Shareholders are advised that this statement addresses only the impact of the three developments identified above. The Group will issue a further trading statement in due course, including detail on its underlying trading performance, once the Group is reasonably certain it can provide specific guidance regarding earnings per share (EPS) and HEPS ranges for the 26 weeks ending 30 August 2020.

This earnings forecast does not extend to the full FY21 financial year. As stated above, we expect the impact of the VSP to be cost neutral across the year. While the trajectory and impact of COVID-19 in the coming months remains highly uncertain, the Group is hopeful that many of the costs and trading restrictions which have characterised the first half of the financial year will not be repeated.

CEO Richard Brasher commented:

“I am very proud of the leadership and dedication shown by everyone in our Pick n Pay and Boxer teams over the past four months. “Through skill and tenacity, our stores have remained open and safe for staff and customers. This is a tribute to our management teams, store colleagues and franchise partners across the country. By working closely with our suppliers and service providers, our stores have remained stocked with the food and groceries that customers need and want. We have shown innovation, for example re-engineering our digital platforms to meet the large expansion in demand for online and click-and-collect shopping.

“The Group has fulfilled its role as an essential service with distinction, and we are particularly proud of the role our Feed the Nation campaign has played in supporting the most vulnerable in our society through this difficult time.

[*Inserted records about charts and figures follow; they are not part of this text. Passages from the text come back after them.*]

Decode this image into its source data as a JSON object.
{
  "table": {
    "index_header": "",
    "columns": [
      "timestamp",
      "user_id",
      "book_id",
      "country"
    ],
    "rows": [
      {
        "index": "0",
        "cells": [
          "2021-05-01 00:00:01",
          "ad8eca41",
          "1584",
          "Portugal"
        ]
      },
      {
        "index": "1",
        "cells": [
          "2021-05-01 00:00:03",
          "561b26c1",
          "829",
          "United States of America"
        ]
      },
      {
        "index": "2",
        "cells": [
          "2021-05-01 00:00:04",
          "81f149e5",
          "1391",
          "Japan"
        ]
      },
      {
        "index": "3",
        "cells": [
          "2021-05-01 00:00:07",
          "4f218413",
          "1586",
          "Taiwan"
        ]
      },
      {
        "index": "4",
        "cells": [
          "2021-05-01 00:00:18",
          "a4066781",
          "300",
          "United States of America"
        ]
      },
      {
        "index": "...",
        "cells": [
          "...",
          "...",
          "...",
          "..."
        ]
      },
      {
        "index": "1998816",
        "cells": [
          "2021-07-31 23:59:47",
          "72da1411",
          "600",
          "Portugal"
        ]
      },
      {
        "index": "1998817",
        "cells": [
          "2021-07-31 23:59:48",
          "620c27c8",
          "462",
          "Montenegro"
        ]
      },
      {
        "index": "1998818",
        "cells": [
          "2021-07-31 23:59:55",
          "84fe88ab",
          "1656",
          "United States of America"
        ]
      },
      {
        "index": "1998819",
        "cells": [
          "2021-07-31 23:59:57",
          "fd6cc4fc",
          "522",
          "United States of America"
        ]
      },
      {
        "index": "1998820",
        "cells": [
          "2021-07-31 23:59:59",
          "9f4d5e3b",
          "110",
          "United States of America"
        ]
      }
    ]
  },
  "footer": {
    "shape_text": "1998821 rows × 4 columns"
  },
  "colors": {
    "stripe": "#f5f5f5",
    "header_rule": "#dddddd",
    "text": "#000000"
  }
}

“We have prudently and carefully preserved our cash through tight working capital management and a keen focus on critical capital and operational spend.

“I want shareholders to understand and be reassured that the impact on our first-half earnings that we are announcing today derives solely from the specific circumstances of the pandemic, the impact of measures taken by government and ourselves to mitigate it, and the once-off costs of our VSP which has made the Group leaner and more competitive.

“Our business remains strong and stable, and well-placed to serve customers and shareholders in the future.”

This trading statement has not been reviewed by or reported on by the Group’s auditors.